Anne Roth hat sich gegen „die Atmosphäre der Angst und Einschüchterung“ auf eigene Art zur Wehr gesetzt. Sie hat das Webblog „annalist“ gegründet, worin sie aus dem „Innenleben eines Terrorismus-Verfahrens“ berichtet. Beispielsweise darüber, wie sich das eigene Verhalten bei Beschattung verändert.
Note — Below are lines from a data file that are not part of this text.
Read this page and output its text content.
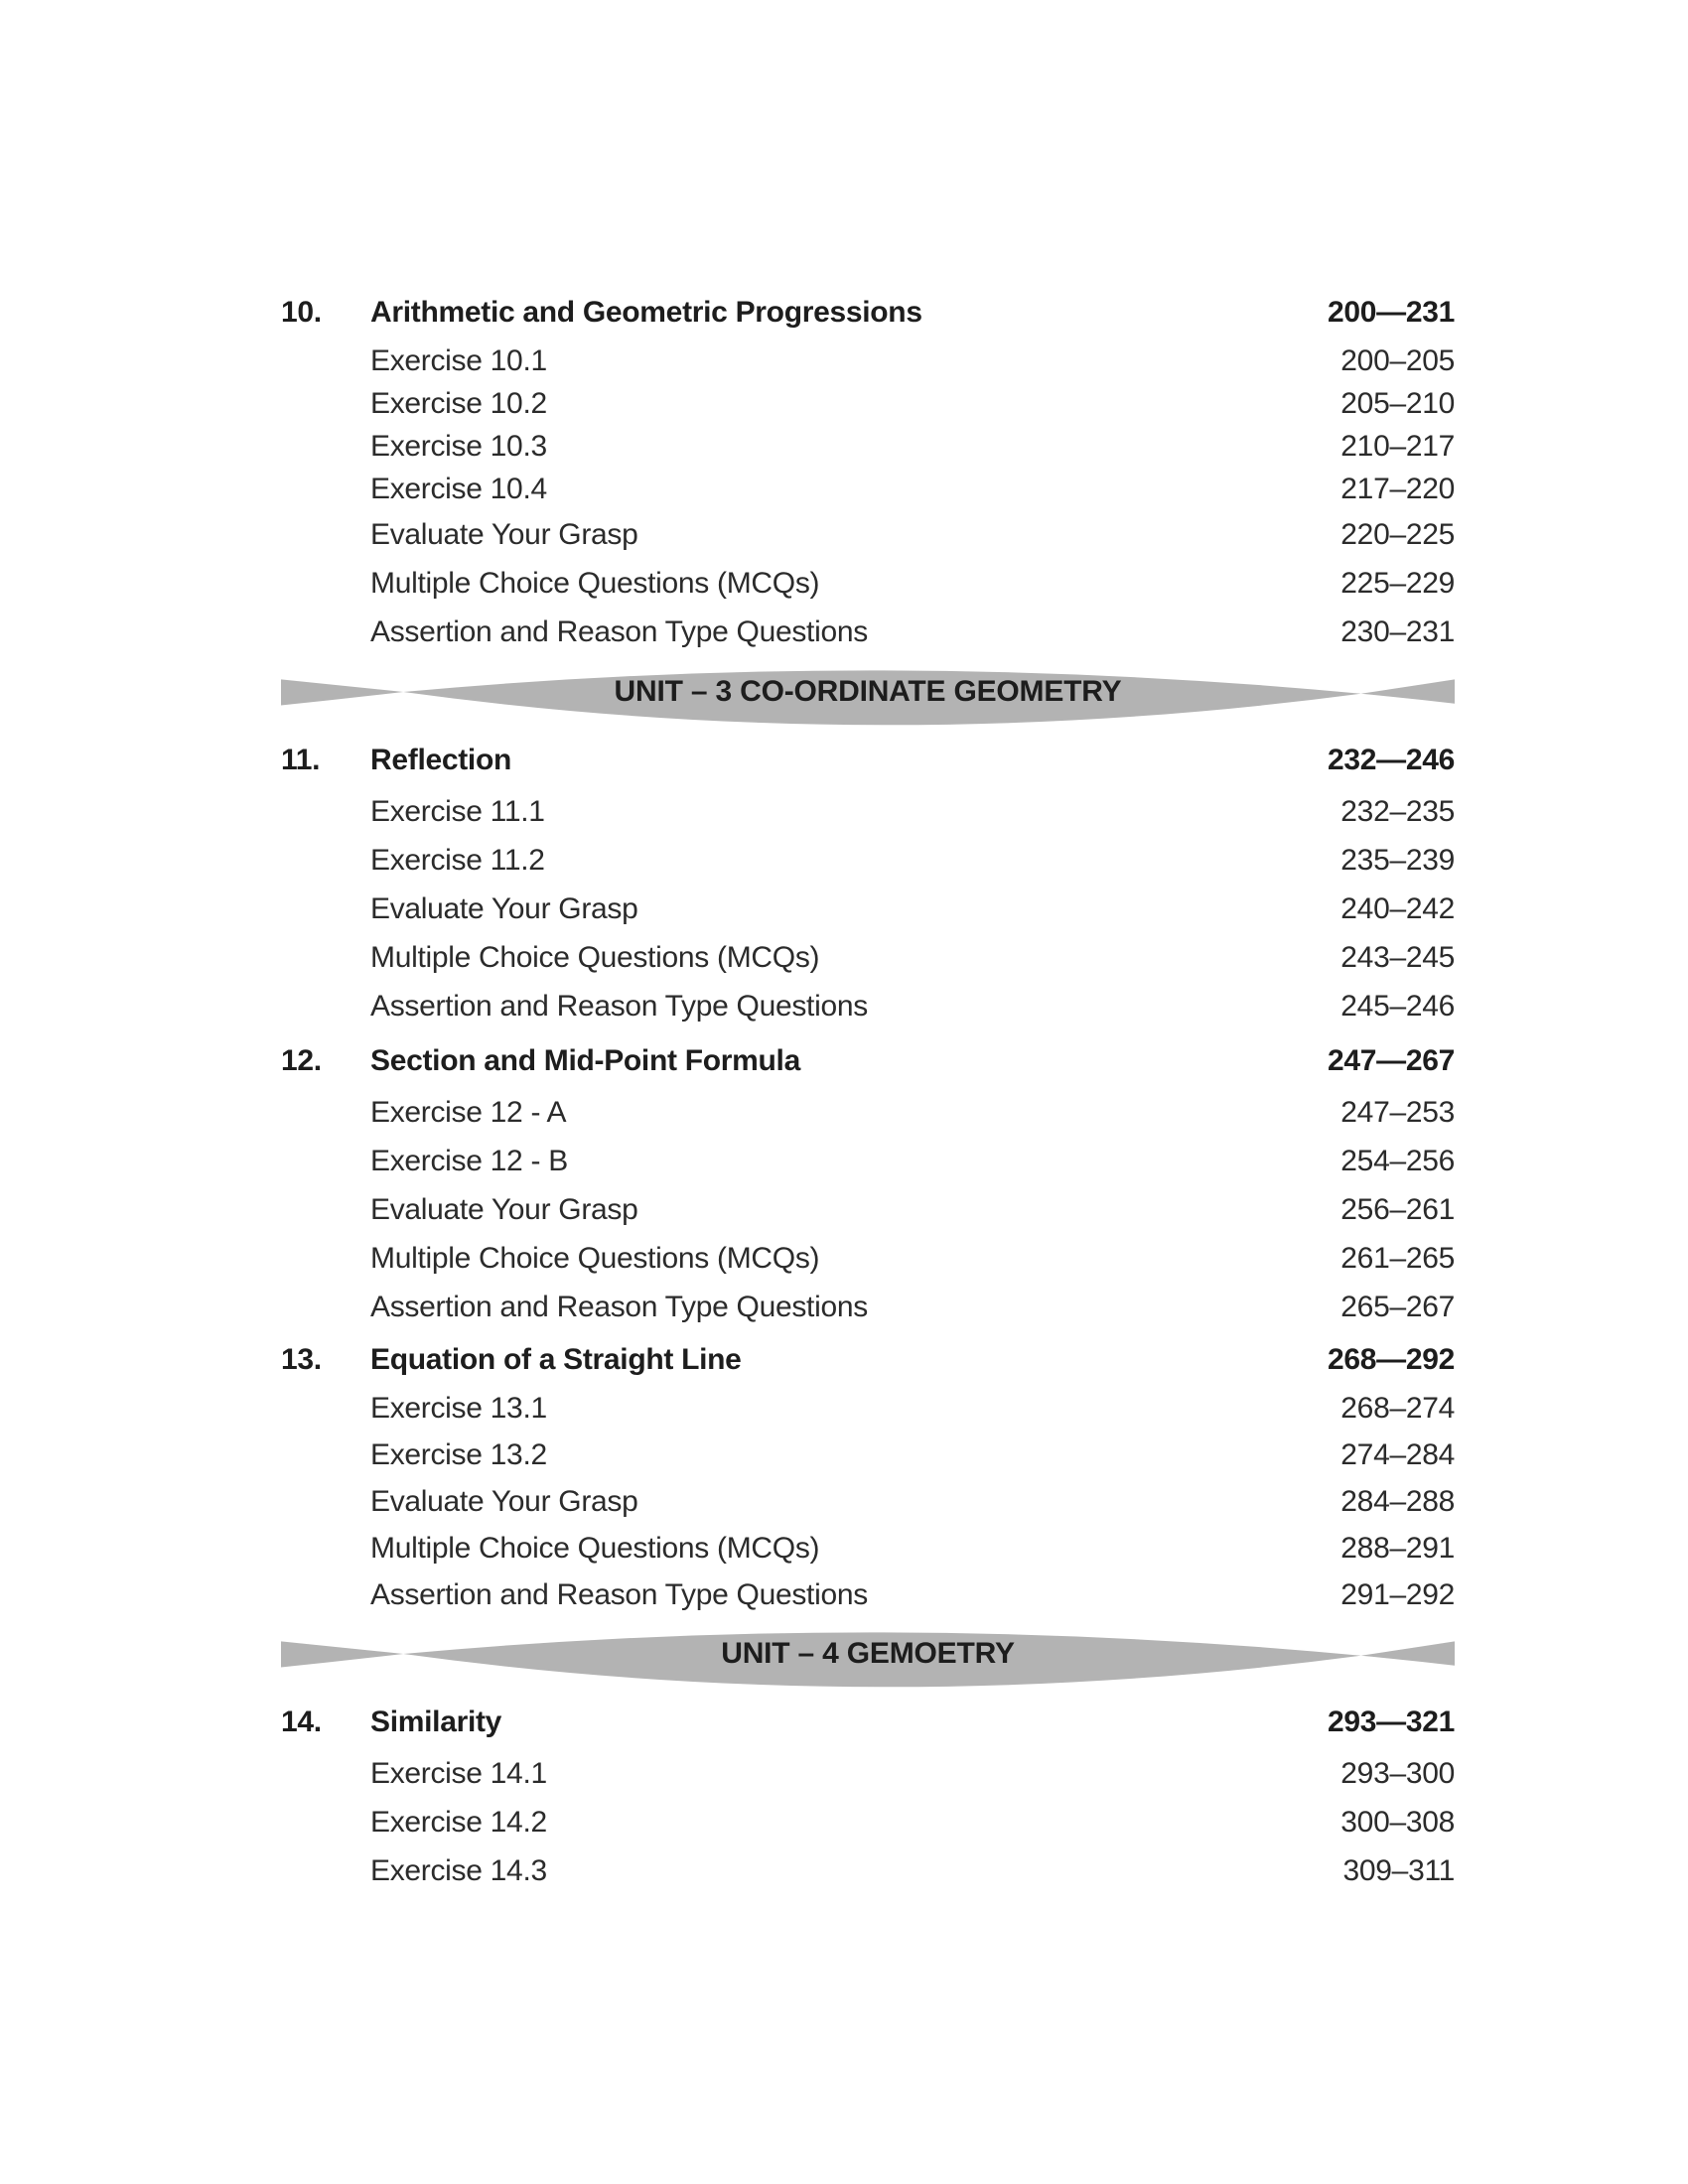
10.	Arithmetic and Geometric Progressions	200—231
Exercise 10.1	200–205
Exercise 10.2	205–210
Exercise 10.3	210–217
Exercise 10.4	217–220
Evaluate Your Grasp	220–225
Multiple Choice Questions (MCQs)	225–229
Assertion and Reason Type Questions	230–231
UNIT – 3 CO-ORDINATE GEOMETRY
11.	Reflection	232—246
Exercise 11.1	232–235
Exercise 11.2	235–239
Evaluate Your Grasp	240–242
Multiple Choice Questions (MCQs)	243–245
Assertion and Reason Type Questions	245–246
12.	Section and Mid-Point Formula	247—267
Exercise 12 - A	247–253
Exercise 12 - B	254–256
Evaluate Your Grasp	256–261
Multiple Choice Questions (MCQs)	261–265
Assertion and Reason Type Questions	265–267
13.	Equation of a Straight Line	268—292
Exercise 13.1	268–274
Exercise 13.2	274–284
Evaluate Your Grasp	284–288
Multiple Choice Questions (MCQs)	288–291
Assertion and Reason Type Questions	291–292
UNIT – 4 GEMOETRY
14.	Similarity	293—321
Exercise 14.1	293–300
Exercise 14.2	300–308
Exercise 14.3	309–311
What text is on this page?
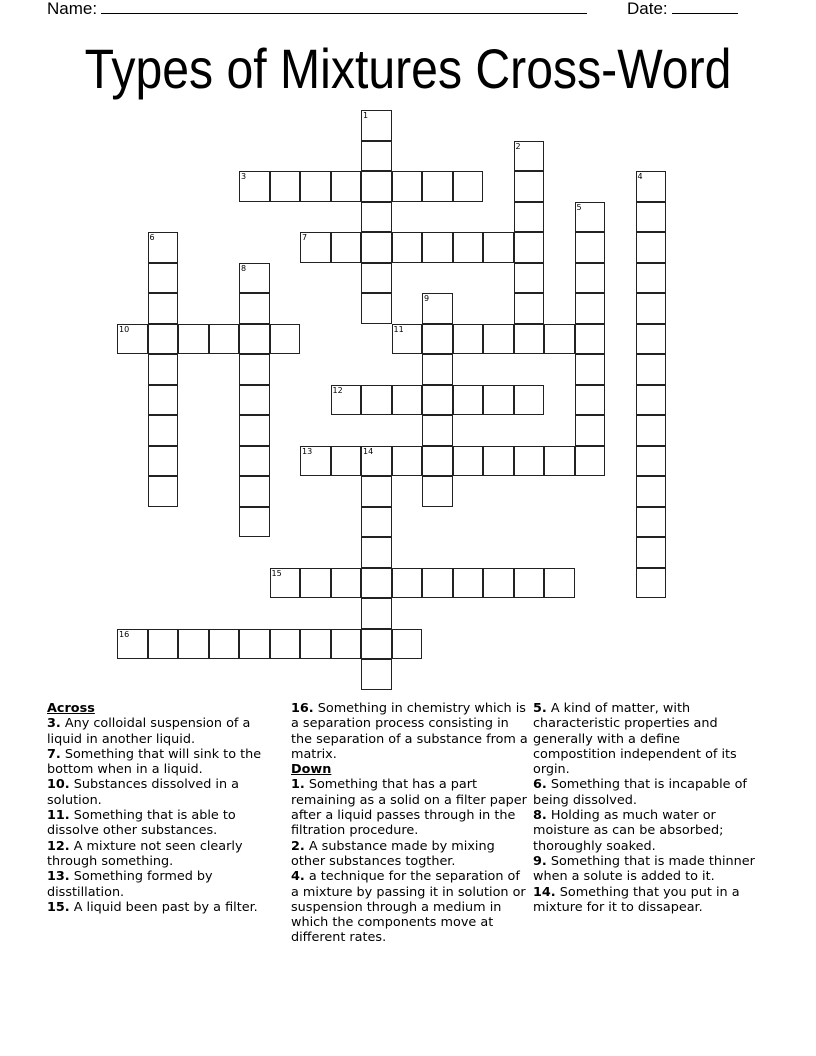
Name:	Date:
Types of Mixtures Cross-Word
1
2
3	4
5
6	7
8
9
10	11
12
13	14
15
16
Across
3. Any colloidal suspension of a liquid in another liquid.
7. Something that will sink to the bottom when in a liquid.
10. Substances dissolved in a solution.
11. Something that is able to dissolve other substances.
12. A mixture not seen clearly through something.
13. Something formed by disstillation.
15. A liquid been past by a filter.
16. Something in chemistry which is a separation process consisting in the separation of a substance from a matrix.
Down
1. Something that has a part remaining as a solid on a filter paper after a liquid passes through in the filtration procedure.
2. A substance made by mixing other substances togther.
4. a technique for the separation of a mixture by passing it in solution or suspension through a medium in which the components move at different rates.
5. A kind of matter, with characteristic properties and generally with a define compostition independent of its orgin.
6. Something that is incapable of being dissolved.
8. Holding as much water or moisture as can be absorbed; thoroughly soaked.
9. Something that is made thinner when a solute is added to it.
14. Something that you put in a mixture for it to dissapear.
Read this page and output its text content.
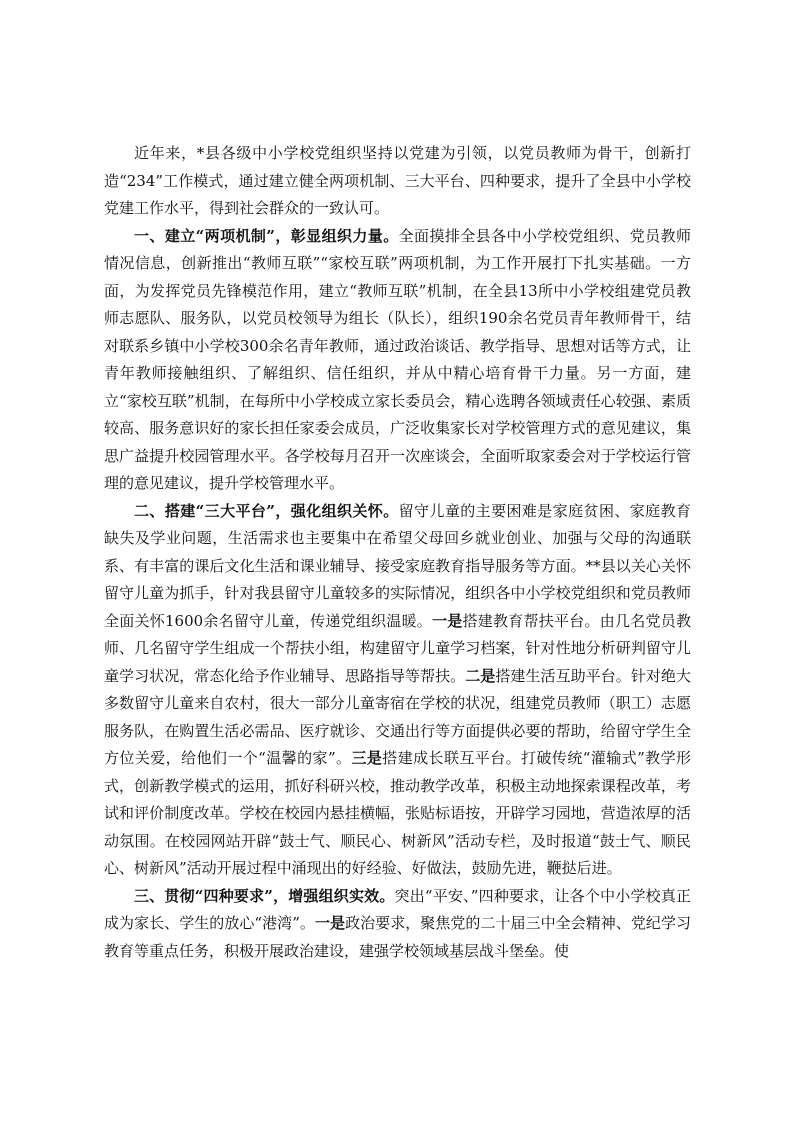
近年来，*县各级中小学校党组织坚持以党建为引领，以党员教师为骨干，创新打造“234”工作模式，通过建立健全两项机制、三大平台、四种要求，提升了全县中小学校党建工作水平，得到社会群众的一致认可。

一、建立“两项机制”，彰显组织力量。全面摸排全县各中小学校党组织、党员教师情况信息，创新推出“教师互联”“家校互联”两项机制，为工作开展打下扎实基础。一方面，为发挥党员先锋模范作用，建立“教师互联”机制，在全县13所中小学校组建党员教师志愿队、服务队，以党员校领导为组长（队长），组织190余名党员青年教师骨干，结对联系乡镇中小学校300余名青年教师，通过政治谈话、教学指导、思想对话等方式，让青年教师接触组织、了解组织、信任组织，并从中精心培育骨干力量。另一方面，建立“家校互联”机制，在每所中小学校成立家长委员会，精心选聘各领域责任心较强、素质较高、服务意识好的家长担任家委会成员，广泛收集家长对学校管理方式的意见建议，集思广益提升校园管理水平。各学校每月召开一次座谈会，全面听取家委会对于学校运行管理的意见建议，提升学校管理水平。

二、搭建“三大平台”，强化组织关怀。留守儿童的主要困难是家庭贫困、家庭教育缺失及学业问题，生活需求也主要集中在希望父母回乡就业创业、加强与父母的沟通联系、有丰富的课后文化生活和课业辅导、接受家庭教育指导服务等方面。**县以关心关怀留守儿童为抓手，针对我县留守儿童较多的实际情况，组织各中小学校党组织和党员教师全面关怀1600余名留守儿童，传递党组织温暖。一是搭建教育帮扶平台。由几名党员教师、几名留守学生组成一个帮扶小组，构建留守儿童学习档案，针对性地分析研判留守儿童学习状况，常态化给予作业辅导、思路指导等帮扶。二是搭建生活互助平台。针对绝大多数留守儿童来自农村，很大一部分儿童寄宿在学校的状况，组建党员教师（职工）志愿服务队，在购置生活必需品、医疗就诊、交通出行等方面提供必要的帮助，给留守学生全方位关爱，给他们一个“温馨的家”。三是搭建成长联互平台。打破传统“灌输式”教学形式，创新教学模式的运用，抓好科研兴校，推动教学改革，积极主动地探索课程改革，考试和评价制度改革。学校在校园内悬挂横幅，张贴标语按，开辟学习园地，营造浓厚的活动氛围。在校园网站开辟“鼓士气、顺民心、树新风”活动专栏，及时报道“鼓士气、顺民心、树新风”活动开展过程中涌现出的好经验、好做法，鼓励先进，鞭挞后进。

三、贯彻“四种要求”，增强组织实效。突出“平安、”四种要求，让各个中小学校真正成为家长、学生的放心“港湾”。一是政治要求，聚焦党的二十届三中全会精神、党纪学习教育等重点任务，积极开展政治建设，建强学校领域基层战斗堡垒。使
Ironie, erzählt sie, verbitte sich am Telefon: „Das verstehen die Ermittler nicht.“ Auch schlechte Telefonleitungen, Knacken und Rauschen, bergen die Gefahr, dass es am unsichtbaren anderen Ende zu Fehlinterpretationen kommt. Deswegen: Flucht nach vorn in die Transparenz.

Womit wir wieder bei „TruemanTV“ wären. Die öffentliche Selbstüberwachung scheint der beste Schutz vor Observation zu sein. Wenn alles zu sehen ist, ist eigentlich nichts mehr sichtbar. Wie bei den pietistischen Niederländern, die keine Gardinen vor den Fenstern haben, weil sie ein anständiges Leben führen und nichts zu verbergen haben, käme niemand auf die Idee, im Vorbeigehen durchs Fenster zu schauen. Spaßeshalber stelle ich mir vor: Alle 82 Millionen Einwohner Deutschlands präsentieren sich live und nonstop im Netz. Die Vorratsdatenspeicherung wäre überflüssig, der Kontrollapparat würde zusammenbrechen – das Internet auch.